The University of Minnesota is pushing back, claiming that the venue for the Ben Shapiro lecture was chosen for security reasons and was not a violation of the First Amendment.

Credit: Gage Skidmore https://www.flickr.com/photos/gageskidmore/42864830152/in/photostream/

MINNEAPOLIS – The University of Minnesota (UMN) has filed a motion to dismiss the lawsuit against the university that contends top-level administrators actively engaged in “viewpoint-based censorship” of conservative students.

Earlier this year, UMN came under fire for refusing to provide a lecture hall on the main campus for an event sponsored by Young America’s Foundation featuring conservative commentator Ben Shapiro. Internal emails later revealed top-level UMN administrators actively censored the event featuring Shapiro. The emails, YAF says, proves the school’s speech suppression policy “permits administrators to wield unbridled discretion to suppress student speech that administrators dislike.”

The First Amendment lawsuit–filed by YAF, Shapiro, and the student group Students for a Conservative Voice (SCV)–targets top-level UMN officials who played an active role in censoring conservative viewpoints by limiting the venue and size for the Shapiro lecture.

“The disparate treatment of conservatives versus prominent leftists proves the ideological censorship carried out by the University of Minnesota,” YAF spokesperson Spencer Brown told Alpha News. “While Ben Shapiro was sequestered to a smaller venue in an unfavorable location far from the main campus area, prominent liberals such as now-disgraced Senator Al Franken and Supreme Court justices were allowed to speak in many of the venues Shapiro was barred from.”

Now the university is pushing back, claiming that the venue was chosen for security reasons and was not a violation of the First Amendment.

“The Constitution does not guarantee a right to host an event in a particular venue,” the motion states.

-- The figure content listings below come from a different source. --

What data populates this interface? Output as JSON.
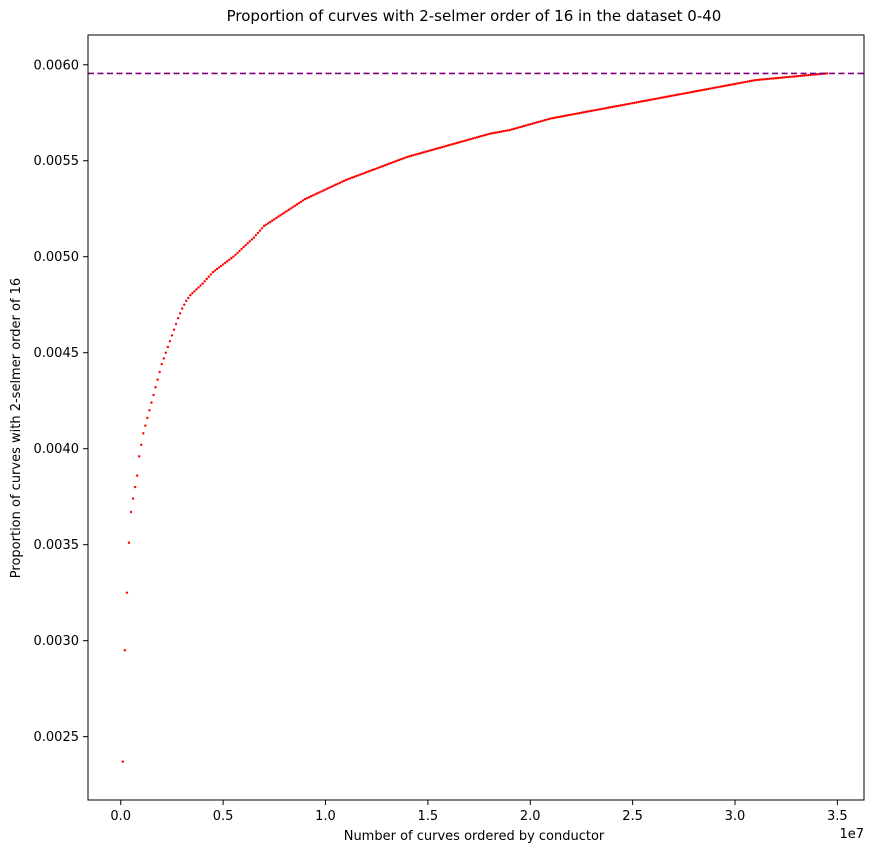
{
  "chart_data": {
    "type": "scatter",
    "title": "Proportion of curves with 2-selmer order of 16 in the dataset 0-40",
    "xlabel": "Number of curves ordered by conductor",
    "ylabel": "Proportion of curves with 2-selmer order of 16",
    "x_offset_label": "1e7",
    "x_scale": 10000000,
    "xlim": [
      -1600000,
      36300000
    ],
    "ylim": [
      0.00217,
      0.006155
    ],
    "x_ticks": [
      0,
      5000000,
      10000000,
      15000000,
      20000000,
      25000000,
      30000000,
      35000000
    ],
    "x_tick_labels": [
      "0.0",
      "0.5",
      "1.0",
      "1.5",
      "2.0",
      "2.5",
      "3.0",
      "3.5"
    ],
    "y_ticks": [
      0.0025,
      0.003,
      0.0035,
      0.004,
      0.0045,
      0.005,
      0.0055,
      0.006
    ],
    "y_tick_labels": [
      "0.0025",
      "0.0030",
      "0.0035",
      "0.0040",
      "0.0045",
      "0.0050",
      "0.0055",
      "0.0060"
    ],
    "grid": false,
    "reference_line": {
      "y": 0.005955,
      "style": "dashed",
      "color": "#800080"
    },
    "series": [
      {
        "color": "#ff0000",
        "marker_size": 1.2,
        "x_start": 100000,
        "x_step": 100000,
        "x_end": 34500000,
        "curve_knots": [
          [
            100000,
            0.00237
          ],
          [
            200000,
            0.00295
          ],
          [
            300000,
            0.00325
          ],
          [
            400000,
            0.00351
          ],
          [
            500000,
            0.00367
          ],
          [
            600000,
            0.00374
          ],
          [
            700000,
            0.0038
          ],
          [
            800000,
            0.00386
          ],
          [
            900000,
            0.00396
          ],
          [
            1000000,
            0.00402
          ],
          [
            1100000,
            0.00408
          ],
          [
            1200000,
            0.00412
          ],
          [
            1400000,
            0.0042
          ],
          [
            1600000,
            0.00428
          ],
          [
            1800000,
            0.00436
          ],
          [
            2000000,
            0.00444
          ],
          [
            2200000,
            0.0045
          ],
          [
            2400000,
            0.00456
          ],
          [
            2600000,
            0.00462
          ],
          [
            2800000,
            0.00468
          ],
          [
            3000000,
            0.00473
          ],
          [
            3200000,
            0.00477
          ],
          [
            3400000,
            0.0048
          ],
          [
            3600000,
            0.00482
          ],
          [
            4000000,
            0.00486
          ],
          [
            4500000,
            0.00492
          ],
          [
            5000000,
            0.00496
          ],
          [
            5500000,
            0.005
          ],
          [
            6000000,
            0.00505
          ],
          [
            6500000,
            0.0051
          ],
          [
            7000000,
            0.00516
          ],
          [
            8000000,
            0.00523
          ],
          [
            9000000,
            0.0053
          ],
          [
            10000000,
            0.00535
          ],
          [
            11000000,
            0.0054
          ],
          [
            12000000,
            0.00544
          ],
          [
            13000000,
            0.00548
          ],
          [
            14000000,
            0.00552
          ],
          [
            15000000,
            0.00555
          ],
          [
            16000000,
            0.00558
          ],
          [
            17000000,
            0.00561
          ],
          [
            18000000,
            0.00564
          ],
          [
            19000000,
            0.00566
          ],
          [
            20000000,
            0.00569
          ],
          [
            21000000,
            0.00572
          ],
          [
            22000000,
            0.00574
          ],
          [
            23000000,
            0.00576
          ],
          [
            24000000,
            0.00578
          ],
          [
            25000000,
            0.0058
          ],
          [
            26000000,
            0.00582
          ],
          [
            27000000,
            0.00584
          ],
          [
            28000000,
            0.00586
          ],
          [
            29000000,
            0.00588
          ],
          [
            30000000,
            0.0059
          ],
          [
            31000000,
            0.00592
          ],
          [
            32000000,
            0.00593
          ],
          [
            33000000,
            0.00594
          ],
          [
            34000000,
            0.00595
          ],
          [
            34500000,
            0.005955
          ]
        ]
      }
    ]
  }
}
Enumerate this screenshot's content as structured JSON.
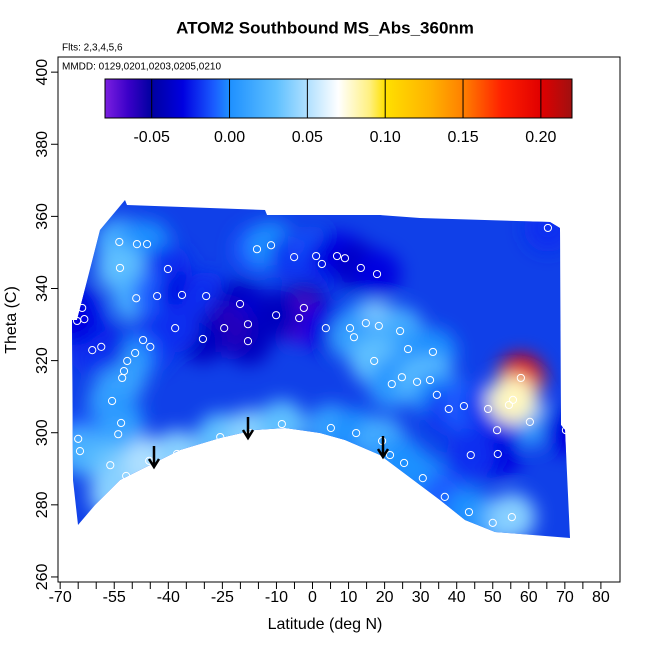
{
  "chart_data": {
    "type": "field-scatter",
    "title": "ATOM2 Southbound MS_Abs_360nm",
    "annotations": [
      "Flts: 2,3,4,5,6",
      "MMDD: 0129,0201,0203,0205,0210"
    ],
    "x_label": "Latitude (deg N)",
    "y_label": "Theta (C)",
    "xlim": [
      -70.6,
      85.3
    ],
    "ylim": [
      258.6,
      404.2
    ],
    "xticks": [
      -70,
      -55,
      -40,
      -25,
      -10,
      0,
      10,
      20,
      30,
      40,
      50,
      60,
      70,
      80
    ],
    "xminor_ticks": [
      -65,
      -60,
      -50,
      -45,
      -35,
      -30,
      -20,
      -15,
      -5,
      5,
      15,
      25,
      35,
      45,
      55,
      65,
      75
    ],
    "yticks": [
      260,
      280,
      300,
      320,
      340,
      360,
      380,
      400
    ],
    "point_color": "#ffffff",
    "field_base_color": "#1040e8",
    "colorbar": {
      "lim": [
        -0.08,
        0.22
      ],
      "ticks": [
        -0.05,
        {
          "value": 0,
          "label": "0.00"
        },
        0.05,
        {
          "value": 0.1,
          "label": "0.10"
        },
        0.15,
        {
          "value": 0.2,
          "label": "0.20"
        }
      ],
      "stops": [
        [
          -0.08,
          "#7b1fe0"
        ],
        [
          -0.065,
          "#3a00c8"
        ],
        [
          -0.05,
          "#0000a0"
        ],
        [
          -0.03,
          "#0000e0"
        ],
        [
          -0.01,
          "#1a5cff"
        ],
        [
          0,
          "#1e90ff"
        ],
        [
          0.03,
          "#5fc0ff"
        ],
        [
          0.05,
          "#b0e0ff"
        ],
        [
          0.07,
          "#ffffff"
        ],
        [
          0.09,
          "#fff080"
        ],
        [
          0.1,
          "#ffe000"
        ],
        [
          0.13,
          "#ffb000"
        ],
        [
          0.15,
          "#ff8000"
        ],
        [
          0.175,
          "#ff2000"
        ],
        [
          0.2,
          "#e00000"
        ],
        [
          0.22,
          "#a01010"
        ]
      ]
    },
    "x": [
      -53.6,
      -48.7,
      -45.9,
      -53.4,
      -40.1,
      -48.9,
      -43.1,
      -36.2,
      -29.5,
      -20.1,
      -15.4,
      -11.5,
      -5.1,
      1.0,
      2.6,
      6.8,
      9.0,
      13.4,
      17.9,
      -17.9,
      -17.9,
      -24.5,
      -30.4,
      -38.1,
      -47.0,
      -45.0,
      -49.2,
      -51.4,
      -52.8,
      -52.3,
      -58.6,
      -61.1,
      -63.9,
      -63.3,
      -65.3,
      -65.0,
      -64.5,
      -55.6,
      -53.1,
      -53.9,
      -56.1,
      -55.3,
      -51.7,
      -45.3,
      -37.6,
      -25.6,
      -17.3,
      -8.5,
      5.1,
      12.1,
      19.3,
      21.5,
      25.4,
      30.6,
      36.7,
      43.4,
      50.0,
      55.3,
      -2.4,
      -3.7,
      3.7,
      10.4,
      14.8,
      18.4,
      11.5,
      24.3,
      26.5,
      33.4,
      17.1,
      22.0,
      24.8,
      29.0,
      32.6,
      34.5,
      37.8,
      42.0,
      48.7,
      54.5,
      57.8,
      60.3,
      51.2,
      51.4,
      43.9,
      70.3,
      65.3,
      -10.1,
      55.6
    ],
    "y": [
      352.9,
      352.3,
      352.3,
      345.7,
      345.4,
      337.3,
      337.9,
      338.2,
      337.9,
      335.7,
      350.9,
      352.0,
      348.7,
      349.0,
      346.8,
      349.0,
      348.4,
      345.7,
      344.0,
      330.1,
      325.4,
      329.0,
      326.0,
      329.0,
      325.7,
      323.8,
      322.1,
      319.9,
      315.2,
      317.1,
      323.8,
      322.9,
      334.6,
      331.5,
      331.0,
      298.3,
      294.9,
      308.8,
      302.7,
      299.6,
      291.0,
      283.0,
      288.0,
      292.2,
      294.1,
      298.8,
      299.9,
      302.4,
      301.3,
      299.9,
      297.7,
      293.8,
      291.6,
      287.4,
      282.2,
      278.0,
      275.0,
      276.6,
      334.6,
      331.8,
      329.0,
      329.0,
      330.4,
      329.6,
      326.5,
      328.2,
      323.2,
      322.4,
      319.9,
      313.5,
      315.4,
      314.1,
      314.6,
      310.5,
      306.6,
      307.4,
      306.6,
      307.7,
      315.2,
      303.0,
      300.7,
      294.1,
      293.8,
      300.7,
      356.8,
      332.6,
      309.1
    ],
    "values": [
      0.02,
      0.01,
      0,
      0.03,
      -0.02,
      0.02,
      -0.01,
      -0.03,
      -0.02,
      -0.04,
      -0.01,
      0,
      -0.02,
      -0.01,
      -0.02,
      -0.03,
      -0.03,
      -0.04,
      -0.03,
      -0.03,
      -0.04,
      -0.06,
      -0.04,
      -0.02,
      -0.03,
      -0.02,
      -0.01,
      0,
      0.02,
      0.01,
      -0.03,
      -0.02,
      -0.03,
      -0.02,
      -0.03,
      -0.01,
      0.02,
      0.01,
      0,
      0.01,
      0.03,
      0.04,
      0.04,
      0.05,
      0.04,
      0.03,
      0.04,
      0.03,
      0.01,
      0,
      0.02,
      0.01,
      0,
      0,
      -0.01,
      0,
      0.01,
      0.04,
      -0.05,
      -0.07,
      -0.03,
      -0.02,
      0,
      0.04,
      0.01,
      0.02,
      0.01,
      0,
      0.03,
      0.01,
      0,
      0.02,
      0.03,
      0,
      -0.02,
      -0.01,
      -0.02,
      0.04,
      0.2,
      0.01,
      -0.02,
      -0.03,
      -0.02,
      -0.03,
      -0.02,
      -0.04,
      0.08
    ]
  }
}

The motion asserts that campus buildings fall under a blanket of limited public forums in which viewpoint-neutral speech restrictions can be imposed. The university claims to have worked with SCV to best accommodate the event by adding extra seating to the venue and livestreaming the speech. However, the actions, Brown says, do not excuse the fact that liberal speakers were treated differently.

“The University of Minnesota can file as many motions as they want, but it doesn’t change the fact that the U of M treated Ben Shapiro—and the conservative students working to bring intellectual diversity to their campus—differently than the scores of liberals who’ve been granted favorable venues,” Brown said.

“UC Berkeley lost in court on its motion to dismiss YAF’s First Amendment lawsuit against the school, and we believe the University of Minnesota will lose on that argument as well,” Brown added.